TS:  Yes and no. Yes, I always knew I would be a trial lawyer. But, I had no idea I would be standing before judges and juries asking them to award my client hundreds of millions, or billions, of dollars on a patent infringement claim. But now I do that routinely, which I never would have believed when I was in law school.

LD: What led you to join McKool Smith?

TS:  When I joined McKool Smith as a lateral in 2002, it had a unique business model. Back then, most patent infringement cases were staffed with a patent firm and a trial firm. McKool Smith was one of the first firms to combine technical competence with first-class trial lawyers. This was a perfect fit for me. This is now commonplace, but it wasn’t 15 years ago.

LD: How has your practice changed since the early part of your career?

TS: For the first few years of my practice, I handled general trial matters. I was game to try any type of case, and I did. I tried a divorce case, a death penalty habeas corpus case, multiple landlord tenant cases, a computer software breach of warranty case, an oil and gas case, two securities fraud cases, and a products liability case.

LD: Did you have a mentor who was particularly important for the course of your career?

TS: I have had several. I’ve been very lucky. When I was a young lawyer, David Godbey, a registered patent lawyer who is now a federal district judge for the Northern District of Texas, persuaded me to specialize in intellectual property law. More recently Doug Cawley and Sam Baxter, my partners here at McKool Smith and the two best trial lawyers I have ever seen or worked with, taught me how to try a case to a jury.

Perhaps the biggest impact on my career has been a jury consultant from Midland, Texas, named Don Nichols. Don has been in the foxhole with me for at least a dozen jury trials. Don has an uncanny knack for how jurors think and how to persuade. He has run hundreds of jury studies for patent cases and has sat through hundreds of jury trials. He is one of the rare individuals in the trial consulting arena that really, really gets it. Don claims to be retired now – but I would say semi-retired.

LD: Can you share the name of a lawyer you have come up against in a case that you admire, and why?

TS: Henry Bunsow, who has a firm in San Francisco. I’ve tried two jury trials to verdict against Henry. Henry is a scalding cross examiner and every trial against him is a fight to the end. But, when it is over, Henry will have whisky and a cigar with you and trade courtroom stories until the wee hours. Old school professionalism. That’s how it ought to be.

LD: What is your strategy for getting juries to understand complex patent and technology issues?

TS:  Respect the jury and pick one horse. So many lawyers underestimate jurors and dumb things down too much, or commit the sin of arguing too many different issues. The collective wisdom of jurors is much, much greater than most people. Although it is highly illegal to eavesdrop on real jury deliberations, I have watched over 100 deliberations in mock trials and am convinced that jurors make a genuine effort to apply the law and reach the right result. Through the collective wisdom of a jury, no fact is lost, no break in body language ignored. So if you boil your case down to the crux of the patent, explain it directly, and trust the jury to understand it, they will. And when you are on the defense side, pick your best defense and run with it. If you don’t win on your best defense, you probably weren’t going to win on your second or third or fourth best defense either.

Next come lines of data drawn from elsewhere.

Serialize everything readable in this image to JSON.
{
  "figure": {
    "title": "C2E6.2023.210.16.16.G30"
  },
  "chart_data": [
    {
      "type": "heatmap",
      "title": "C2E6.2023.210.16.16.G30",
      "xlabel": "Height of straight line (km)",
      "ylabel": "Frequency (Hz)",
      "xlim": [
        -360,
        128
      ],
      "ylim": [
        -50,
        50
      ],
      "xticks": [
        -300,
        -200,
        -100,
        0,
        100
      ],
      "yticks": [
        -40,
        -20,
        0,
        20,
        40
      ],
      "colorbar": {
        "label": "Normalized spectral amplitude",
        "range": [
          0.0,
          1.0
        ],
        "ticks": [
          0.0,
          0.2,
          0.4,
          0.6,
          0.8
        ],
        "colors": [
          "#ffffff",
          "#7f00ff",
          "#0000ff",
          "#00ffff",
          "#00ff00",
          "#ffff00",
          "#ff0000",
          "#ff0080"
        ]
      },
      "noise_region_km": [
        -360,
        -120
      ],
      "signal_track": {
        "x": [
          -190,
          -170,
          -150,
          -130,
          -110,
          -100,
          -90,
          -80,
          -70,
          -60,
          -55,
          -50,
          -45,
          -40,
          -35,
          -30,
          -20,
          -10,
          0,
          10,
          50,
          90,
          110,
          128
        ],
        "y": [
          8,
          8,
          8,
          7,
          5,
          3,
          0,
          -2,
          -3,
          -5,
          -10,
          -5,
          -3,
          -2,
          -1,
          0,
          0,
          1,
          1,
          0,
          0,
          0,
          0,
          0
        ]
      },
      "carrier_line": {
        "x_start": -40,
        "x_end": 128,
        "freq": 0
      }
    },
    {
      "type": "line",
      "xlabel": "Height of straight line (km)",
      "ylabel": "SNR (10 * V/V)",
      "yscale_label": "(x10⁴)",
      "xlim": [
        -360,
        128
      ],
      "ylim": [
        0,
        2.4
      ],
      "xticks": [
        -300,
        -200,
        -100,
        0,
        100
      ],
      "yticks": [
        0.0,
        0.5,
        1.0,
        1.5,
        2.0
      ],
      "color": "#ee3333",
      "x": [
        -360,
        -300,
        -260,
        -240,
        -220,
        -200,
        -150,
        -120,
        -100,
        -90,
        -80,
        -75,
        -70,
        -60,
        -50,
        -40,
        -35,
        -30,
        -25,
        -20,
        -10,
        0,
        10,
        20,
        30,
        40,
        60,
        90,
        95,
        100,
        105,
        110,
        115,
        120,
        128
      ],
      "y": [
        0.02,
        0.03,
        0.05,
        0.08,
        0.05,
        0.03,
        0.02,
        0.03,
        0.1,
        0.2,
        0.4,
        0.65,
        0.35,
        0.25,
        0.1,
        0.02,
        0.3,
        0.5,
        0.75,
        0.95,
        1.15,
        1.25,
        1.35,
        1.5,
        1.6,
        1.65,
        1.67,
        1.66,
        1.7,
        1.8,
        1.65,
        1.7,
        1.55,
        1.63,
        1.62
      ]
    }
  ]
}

LD: How do you balance family and career?

TS:  Let’s face it: The practice of law is not exactly conducive to work-life balance. That being said, when I don’t have to be in court we find fun things to do together as a family. We cook together and travel together, or play with the dogs.  And several times I have taken my daughters along to watch when I am in court. They have seen jury trials, a Federal Circuit argument, and a Markman hearing (a pretrial hearing used in patent cases for the judge to determine the meaning of relevant terms). The side benefit is they now fully appreciate that my schedule is at the mercy of federal judges and there is not much I can do about it. While it’s difficult balancing two things that are such high priority, the long hours I put in don’t detract from my relationships with my daughters. My family is still what makes me the happiest.